The UK’s members of parliament are to vote on all the Lords amendments to the EU Withdrawal Bill next week. This asks the best minds the United Kingdom can assemble under one generous benefits package if they’d like to continue doing the job they’re paid for or be replaced by a giant rubber stamp? I was going to write “members to decide whether or not to firm up or just be a giant catalogue of dildos”, but that seemed crass.
“It’s a tough call,” one MP told LCD on the condition of anonymity, “thinking can be really hard. The option to carry on letting May and Davis and other titans do the thinking for me is pretty tempting.”
They also have to weigh in the risk of demanding parliamentary sovereignty over the minor matter of Brexit and risk the wrath of offshore tax exile media barons calling them traitors to democracy, a democracy said media barons feed off but arguably don’t help pay for.

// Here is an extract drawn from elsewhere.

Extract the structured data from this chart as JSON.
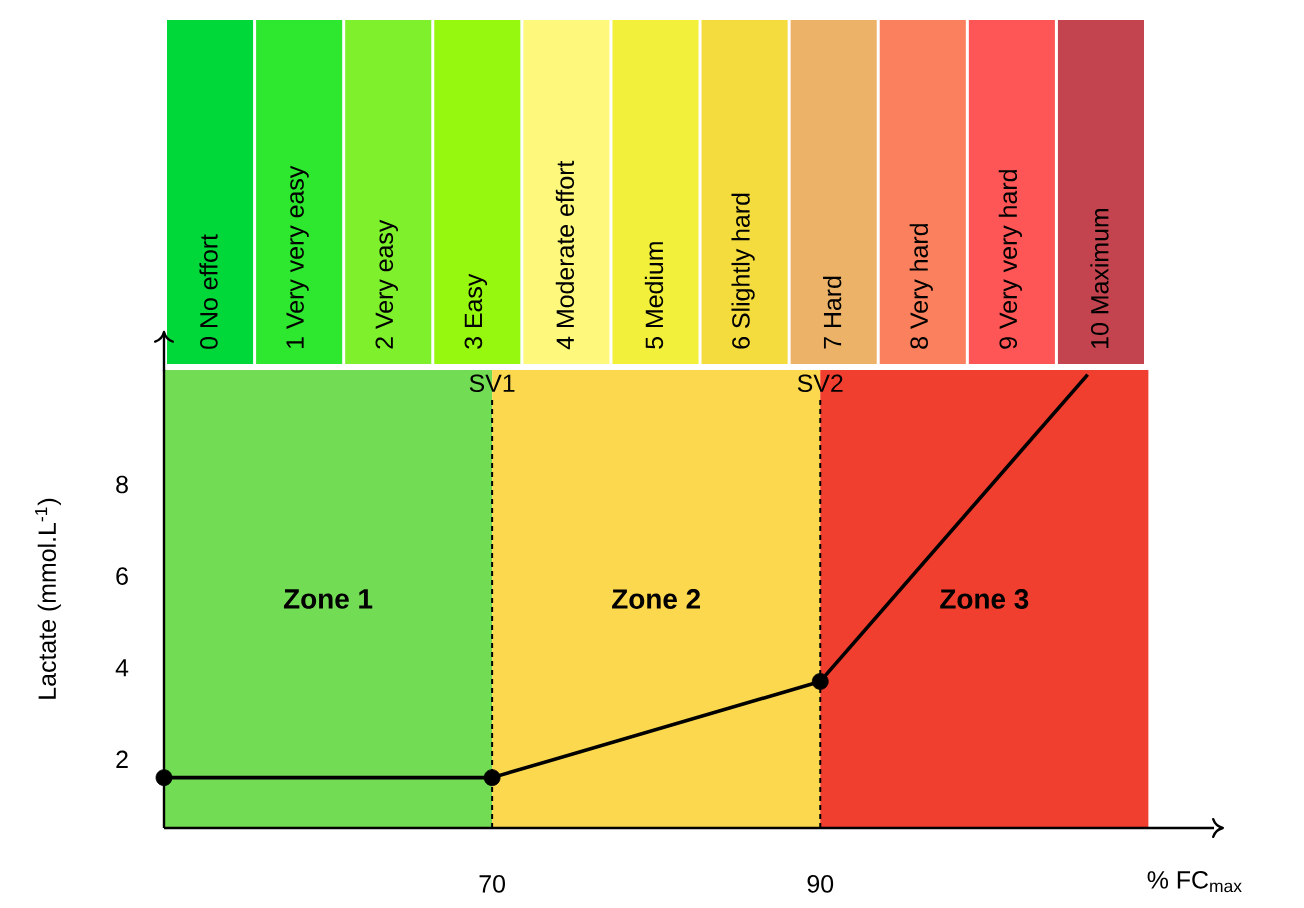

“My brain actually hurts. I’m trying to please all of the people all of the time, and it’s really difficult,” J C of N Islington told us, “I’m actually very excited about a little party I’m throwing in a park a few days later. The whole country is slowly turning into a steaming pile of autocratic shit and I’m planning a party? Does that make me a commie? It’s better to sit this one out quietly in the corner and keep getting paid whether or not I do the vital job in a adversarial representative parliament that I’m paid for? A bit like a pampered domestic cat. An old one. One who likes the fire lit early in the afternoon. I let other people do the planning for me.”
Complicating the issue is the overwhelming anxiety of getting voted out at an election if they end up carrying a can hardly any of them think should be carried to begin with.
“Look. I had a friend who wanted to jump off a cliff. It was a very high cliff. I told them it was a bad idea. They said they were going to anyway, but could I give them a lift to the cliff as they didn’t have any bus fare.
So I drove them to the cliff. They’re still at the edge of it, last I looked, now I’ve got to decide whether or not I push them off, pull them back, or just hold hands and jump with them.
If I manage to land on top of them I might come away with only a broken hip. I’m sure they won’t survive the fall. It’s really difficult to decide what to do.”
Still, next week, they get to all decide together at least in a mad rush something that should be deliberated over for a very long time.
If they choose to become a rubber stamp it will make future choices much easier.
“I’m probably going to vote to become a big rubber stamp. That way, whatever happens afterwards won’t be my fault.
Now if you’ll excuse me, I’ve got to finish reading this little article on ‘The Glorious Revolution’. I’m not really sure what that was all about. It was so long ago now.”